6 June 2019

UnHerd: Is this the world’s worst housing project?

However, these problems are hardly unique. Even when modernist designs are built exactly to the intended specifications, their subsequent failure is often blamed on non-architectural problems – e.g. poor maintenance, inadequate transport links, wider social issues. These can certainly play their part, but it all begins with the building.

Monolithic, system-built, unornamented architecture is inherently fragile – especially in application to social housing. The authorities and contractors have all the power, the residents none. Mistakes are systematically replicated across hundreds of dwellings – going unnoticed until it is too late.

Unlike most forms of traditional architecture, these are one-shot buildings – you have to get them right first time, because their scale, materials, method of construction and unity of design are all barriers to modification. The irony of ‘modernism’ as a label is that it is all about people from one point in history dictating to the future – imposing buildings that are almost impossible to adapt to changing needs. [...]

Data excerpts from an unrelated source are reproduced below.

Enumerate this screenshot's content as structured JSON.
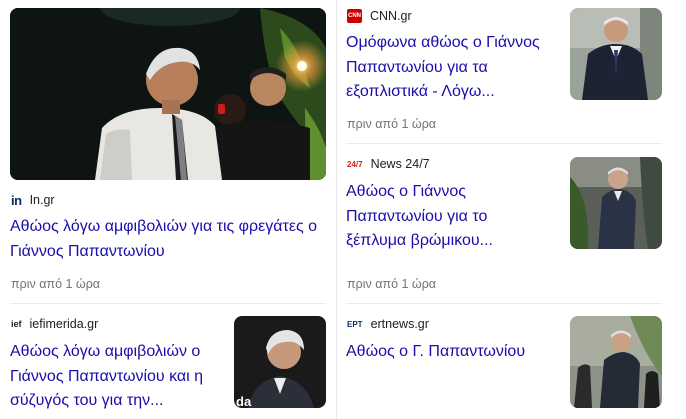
{
  "cards": [
    {
      "source": "In.gr",
      "logo_text": "in",
      "headline_line1": "Αθώος λόγω αμφιβολιών για τις φρεγάτες ο",
      "headline_line2": "Γιάννος Παπαντωνίου",
      "time": "πριν από 1 ώρα"
    },
    {
      "source": "CNN.gr",
      "logo_text": "CNN",
      "headline_line1": "Ομόφωνα αθώος ο Γιάννος",
      "headline_line2": "Παπαντωνίου για τα",
      "headline_line3": "εξοπλιστικά - Λόγω...",
      "time": "πριν από 1 ώρα"
    },
    {
      "source": "News 24/7",
      "logo_text": "24/7",
      "headline_line1": "Αθώος ο Γιάννος",
      "headline_line2": "Παπαντωνίου για το",
      "headline_line3": "ξέπλυμα βρώμικου...",
      "time": "πριν από 1 ώρα"
    },
    {
      "source": "iefimerida.gr",
      "logo_text": "ief",
      "headline_line1": "Αθώος λόγω αμφιβολιών ο",
      "headline_line2": "Γιάννος Παπαντωνίου και η",
      "headline_line3": "σύζυγός του για την...",
      "thumb_overlay": "da"
    },
    {
      "source": "ertnews.gr",
      "logo_text": "ΕΡΤ",
      "headline_line1": "Αθώος ο Γ. Παπαντωνίου"
    }
  ],
  "colors": {
    "headline": "#1a0dab",
    "meta": "#70757a",
    "divider": "#e8eaed"
  }
}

For the great majority of people, the traditional streetscape evolved and endured over millennia to maximise the connectivity of the shared urban environment – and also its security. As Jane Jacobs put it in the Life and Death of American Cities, there must be “eyes on the street… ” The tower in the park, however, not only removes the street, but lifts it residents high off the ground – their eyes are in the sky, looking into the distance, not where they need to be. Jacobs also said that there needs to be a “clear demarcation between what is public space and what is private space.” The tower in the park erases that distinction, creating a no-man’s land which is neither public nor private and therefore insecure.